Aims and Goals
To discover the anatomy, behavior, and habitats of insects and their relatives by collecting
specimens in bug boxes and sweep nets and going on a micro hike.
What good are insects, arachnids, and invertebrates? We find them ugly and scary and some
of them even bite! Although many people think of them as undesirable pests, arthropods and
their kin do far more good than harm. In fact, our world could not exist without them. Bees and
ants collect nectar and pollen while pollinating plants. Ladybugs eat aphids, which cause
damage to plants. Some insects provide commercial products like honey, wax, and silk.
Spiders eat harmful pests, like insects that are not good for plants. Both insects and arachnids
provide food for birds, fish, and countless other animals.
By examining arthropods, invertebrates, and mollusks in their habitat, students can learn to
appreciate their role in nature. Insects have three body segments: the head, the thorax, and the
abdomen. They have six legs and a skeleton on the outside, or exoskeleton. On the head,
there is usually a pair of compound eyes, the antennae, and the mouthparts. The thorax bears
three pairs of legs and two pairs of wings (in flying insects).
Arachnids can be found in the same habitat as insects. Arachnids have two body segments, at
least eight legs, and a skeleton on the outside. They lack antennae and wings. The head, or
cephalothorax, contains the simple eyes, mouthparts, and limbs in pairs.
Worms, snails, centipedes, and millipedes are invertebrates that also live in the soil. A worm has
no eyes and no ears. A snail has eyes at the tip of its tentacles and glides on a mucus trail.
Centipedes have claws that are poisonous and they eat small insects. Millipedes eat plants and
they like to curl up in a ball under logs.
Words to Know
insect, arachnid, arthropod, invertebrate, mollusk, nectar, pollen, pollinate, honey, head, thorax,
abdomen, compound eye, antennae, legs, wings, simple eye, cephalothorax, exoskeleton
Provided: posters of common insects, arachnids, and invertebrates, Discovery Scope handheld
microscopes, sweep nets, cord
1. Ask students how they feel about insects, arachnids, and invertebrates. Do they like or hate
them? Why? Sit in a circle, have students close their eyes while imagining insects, spiders,
and snails. Spread out the posters inside the circle. Have them open their eyes and look at
the drawings. Afterward, discuss why they are beneficial. Ask volunteers to complete the
sentence, “I like insects/arachnids/ invertebrates because...”
2. Insect/Arachnid/Invertebrate Anatomy. Group the children so that each group has one
For younger students - have each group point out the main body parts. Parent-chaperones
can help read the stories found on the back of the posters.

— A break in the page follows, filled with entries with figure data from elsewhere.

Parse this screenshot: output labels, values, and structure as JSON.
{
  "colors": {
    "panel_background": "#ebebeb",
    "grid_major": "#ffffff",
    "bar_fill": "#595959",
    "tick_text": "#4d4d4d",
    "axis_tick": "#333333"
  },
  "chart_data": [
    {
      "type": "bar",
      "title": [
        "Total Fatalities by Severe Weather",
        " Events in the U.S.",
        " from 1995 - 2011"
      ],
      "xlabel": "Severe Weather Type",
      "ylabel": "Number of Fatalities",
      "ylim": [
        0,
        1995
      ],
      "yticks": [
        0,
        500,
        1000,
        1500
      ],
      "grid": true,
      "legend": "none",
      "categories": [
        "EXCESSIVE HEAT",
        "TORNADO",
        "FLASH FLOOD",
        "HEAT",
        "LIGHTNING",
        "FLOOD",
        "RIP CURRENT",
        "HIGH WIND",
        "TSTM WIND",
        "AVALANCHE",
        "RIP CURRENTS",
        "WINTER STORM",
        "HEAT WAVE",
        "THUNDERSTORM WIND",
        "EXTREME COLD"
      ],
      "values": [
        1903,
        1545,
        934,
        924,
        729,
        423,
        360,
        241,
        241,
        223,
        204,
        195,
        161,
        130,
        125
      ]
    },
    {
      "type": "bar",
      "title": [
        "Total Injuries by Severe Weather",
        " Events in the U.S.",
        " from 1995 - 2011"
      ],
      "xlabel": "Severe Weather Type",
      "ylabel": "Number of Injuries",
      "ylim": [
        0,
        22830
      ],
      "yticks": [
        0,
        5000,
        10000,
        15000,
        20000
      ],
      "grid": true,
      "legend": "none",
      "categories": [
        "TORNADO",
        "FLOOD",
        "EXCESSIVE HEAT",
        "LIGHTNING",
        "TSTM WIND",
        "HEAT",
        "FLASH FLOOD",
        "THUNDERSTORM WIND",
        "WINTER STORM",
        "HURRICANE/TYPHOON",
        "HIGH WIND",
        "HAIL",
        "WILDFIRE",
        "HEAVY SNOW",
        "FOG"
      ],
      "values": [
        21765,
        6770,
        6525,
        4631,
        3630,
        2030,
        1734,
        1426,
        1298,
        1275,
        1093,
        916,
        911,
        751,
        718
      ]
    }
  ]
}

For older students - have each group describe the main body parts and read the story on the
back of the poster.
3. Divide students into three groups, the “Under Loggers,” the “Micro-Detectives” and the
“Sweep Netters.” Explain that groups will rotate every 10 minutes. Walk down the Java Trail
towards the beach. The parent-leader calls time and blows the whistle to regroup. Switch
tools and show favorite bugs. Set boundaries before you start! Assign a parent-chaperone
to each group.
• Under Loggers - Pass out Discovery Scope handheld microscopes. Parent-chaperone
leads group along the Java Trail looking for logs. Once a log is spotted halt! Kneel down
and examine the log. Look under the bark, the log and surrounding leaf litter. Collect
insects to share with the group.
• Micro Detectives - Pass out Discovery Scope handheld microscopes and cord. Parentchaperone
leads group on the Java Trail. Have students place their cords on the ground
a few feet off the trail. Take a “micro-hike,” crawling alongside their cord with collection
jars in hand. Collect insects to share with the group.
• Sweep Netters - Pass out one sweep net and Discovery Scope handheld microscope for
each pair of students. Parent-chaperone leads group along the Java Trail toward the
marsh. Stop at the first patch of open grass. Have students swing the net gently and
collect insects to share with the group.
4. Between each rotation, allow time to share collections with other groups. Can students
identify their findings? How many legs and body parts do they have? Do they have wings
and antennae? How do they move? Do they make noises? What is their role in the forest?
Be sure to let insects go before switching equipment. Discuss why it’s important to return
1. Have each student share one amazing discovery.
2. Has their impression of bugs changed after observing them in their natural habitat?
3. Are bugs really scary?
4. Why are they important in nature? Bees and ants collect nectar and pollen while
pollinating plants. Some insects provide commercial products like honey, wax, and
5. What do they eat? Ladybugs eat aphids, which cause damage to plants. Spiders eat
harmful pests, like insects that are not good for plants. Centipedes eat small insects.
Millipedes eat plants and they like to curl up in a ball under logs.
6. What eats them? Both insects and arachnids provide food for birds, fish, and
countless other animals.
7. What would we do without these insects?